The Attention Mechanism — The Heart of Every LLM
Before transformers, sequential models (RNNs, LSTMs) processed text one token at a time. This made parallelization impossible and caused vanishing gradients over long sequences. The 2017 paper "Attention is All You Need" replaced recurrence entirely with self-attention.
Self-Attention Intuition
In the sentence "The animal didn't cross the street because it was too tired" — what does "it" refer to? A human reads the whole sentence and connects "it" to "animal." Self-attention gives the model a mechanism to do exactly this: every token attends to every other token and computes a context-aware representation.
The Attention Formula
import torch
import torch.nn.functional as F
import math
def scaled_dot_product_attention(Q, K, V, mask=None):
d_k = Q.size(-1)
# Compute similarity scores
scores = torch.matmul(Q, K.transpose(-2, -1)) / math.sqrt(d_k)
# Apply causal mask for autoregressive generation
if mask is not None:
scores = scores.masked_fill(mask == 0, float('-inf'))

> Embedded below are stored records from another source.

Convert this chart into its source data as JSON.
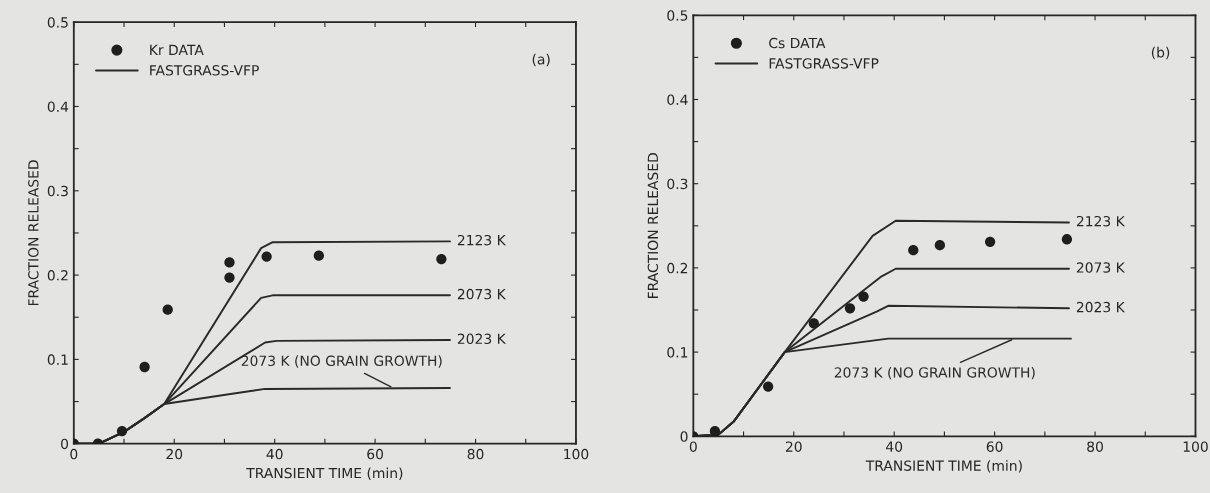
{
  "chart_data": [
    {
      "type": "line",
      "xlabel": "TRANSIENT TIME (min)",
      "ylabel": "FRACTION RELEASED",
      "annotations": [
        "(a)",
        "FASTGRASS-VFP"
      ],
      "xlim": [
        0,
        100
      ],
      "ylim": [
        0,
        0.5
      ],
      "xticks": [
        0,
        {
          "value": 10,
          "label": null
        },
        20,
        {
          "value": 30,
          "label": null
        },
        40,
        {
          "value": 50,
          "label": null
        },
        60,
        {
          "value": 70,
          "label": null
        },
        80,
        {
          "value": 90,
          "label": null
        },
        100
      ],
      "yticks": [
        0,
        {
          "value": 0.05,
          "label": null
        },
        0.1,
        {
          "value": 0.15,
          "label": null
        },
        0.2,
        {
          "value": 0.25,
          "label": null
        },
        0.3,
        {
          "value": 0.35,
          "label": null
        },
        0.4,
        {
          "value": 0.45,
          "label": null
        },
        0.5
      ],
      "legend": "top left",
      "grid": false,
      "series": [
        {
          "name": "Kr DATA",
          "type": "scatter",
          "marker": "circle",
          "color": "#1e1e1e",
          "x": [
            0,
            4.8,
            9.6,
            14.1,
            18.7,
            31.0,
            31.0,
            38.4,
            48.8,
            73.2
          ],
          "values": [
            0,
            0,
            0.015,
            0.091,
            0.159,
            0.197,
            0.215,
            0.222,
            0.223,
            0.219
          ]
        },
        {
          "name": "2123 K",
          "color": "#2a2a2a",
          "x": [
            0,
            5,
            10,
            14,
            18,
            37.3,
            39.6,
            74.9
          ],
          "values": [
            0,
            0,
            0.014,
            0.03,
            0.047,
            0.232,
            0.239,
            0.24
          ]
        },
        {
          "name": "2073 K",
          "color": "#2a2a2a",
          "x": [
            0,
            5,
            10,
            14,
            18,
            37.3,
            39.6,
            74.9
          ],
          "values": [
            0,
            0,
            0.014,
            0.03,
            0.047,
            0.173,
            0.176,
            0.176
          ]
        },
        {
          "name": "2023 K",
          "color": "#2a2a2a",
          "x": [
            0,
            5,
            10,
            14,
            18,
            38.1,
            40.4,
            74.9
          ],
          "values": [
            0,
            0,
            0.014,
            0.03,
            0.047,
            0.12,
            0.122,
            0.123
          ]
        },
        {
          "name": "2073 K (NO GRAIN GROWTH)",
          "color": "#2a2a2a",
          "x": [
            0,
            5,
            10,
            14,
            18,
            31.2,
            38.1,
            74.9
          ],
          "values": [
            0,
            0,
            0.014,
            0.03,
            0.047,
            0.059,
            0.065,
            0.066
          ]
        }
      ]
    },
    {
      "type": "line",
      "xlabel": "TRANSIENT TIME (min)",
      "ylabel": "FRACTION RELEASED",
      "annotations": [
        "(b)",
        "FASTGRASS-VFP"
      ],
      "xlim": [
        0,
        100
      ],
      "ylim": [
        0,
        0.5
      ],
      "xticks": [
        0,
        {
          "value": 10,
          "label": null
        },
        20,
        {
          "value": 30,
          "label": null
        },
        40,
        {
          "value": 50,
          "label": null
        },
        60,
        {
          "value": 70,
          "label": null
        },
        80,
        {
          "value": 90,
          "label": null
        },
        100
      ],
      "yticks": [
        0,
        {
          "value": 0.05,
          "label": null
        },
        0.1,
        {
          "value": 0.15,
          "label": null
        },
        0.2,
        {
          "value": 0.25,
          "label": null
        },
        0.3,
        {
          "value": 0.35,
          "label": null
        },
        0.4,
        {
          "value": 0.45,
          "label": null
        },
        0.5
      ],
      "legend": "top left",
      "grid": false,
      "series": [
        {
          "name": "Cs DATA",
          "type": "scatter",
          "marker": "circle",
          "color": "#1e1e1e",
          "x": [
            0,
            4.3,
            14.9,
            24.0,
            31.2,
            33.9,
            43.8,
            49.1,
            59.1,
            74.4
          ],
          "values": [
            0,
            0.006,
            0.059,
            0.134,
            0.152,
            0.166,
            0.221,
            0.227,
            0.231,
            0.234
          ]
        },
        {
          "name": "2123 K",
          "color": "#2a2a2a",
          "x": [
            0,
            5,
            8.1,
            18.2,
            35.7,
            40.3,
            74.8
          ],
          "values": [
            0,
            0.002,
            0.018,
            0.1,
            0.238,
            0.256,
            0.254
          ]
        },
        {
          "name": "2073 K",
          "color": "#2a2a2a",
          "x": [
            0,
            5,
            8.1,
            18.2,
            37.5,
            40.3,
            74.8
          ],
          "values": [
            0,
            0.002,
            0.018,
            0.1,
            0.19,
            0.199,
            0.199
          ]
        },
        {
          "name": "2023 K",
          "color": "#2a2a2a",
          "x": [
            0,
            5,
            8.1,
            18.2,
            36.5,
            38.8,
            74.8
          ],
          "values": [
            0,
            0.002,
            0.018,
            0.1,
            0.148,
            0.155,
            0.152
          ]
        },
        {
          "name": "2073 K (NO GRAIN GROWTH)",
          "color": "#2a2a2a",
          "x": [
            0,
            5,
            8.1,
            18.2,
            38.8,
            75.2
          ],
          "values": [
            0,
            0.002,
            0.018,
            0.1,
            0.116,
            0.116
          ]
        }
      ]
    }
  ]
}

# Softmax over key dimension
attn_weights = F.softmax(scores, dim=-1)
# Weighted sum of values
return torch.matmul(attn_weights, V), attn_weights
Why Positional Encoding?
Attention is permutation-invariant — "cat sat mat" and "mat sat cat" produce identical attention patterns without positional information. Positional encodings inject absolute or relative position information using sinusoidal functions (original transformer) or learned embeddings (BERT, GPT). Modern LLMs use Rotary Position Embeddings (RoPE) which enable length generalization.
Encoder vs Decoder Architectures
- Encoder-only (BERT, RoBERTa): Bidirectional attention — each token sees all others. Best for classification, NER, embeddings.
- Decoder-only (GPT, LLaMA): Causal attention — each token only sees previous tokens. Best for text generation.
- Encoder-Decoder (T5, BART): Full attention in encoder, cross-attention in decoder. Best for seq2seq tasks like translation and summarization.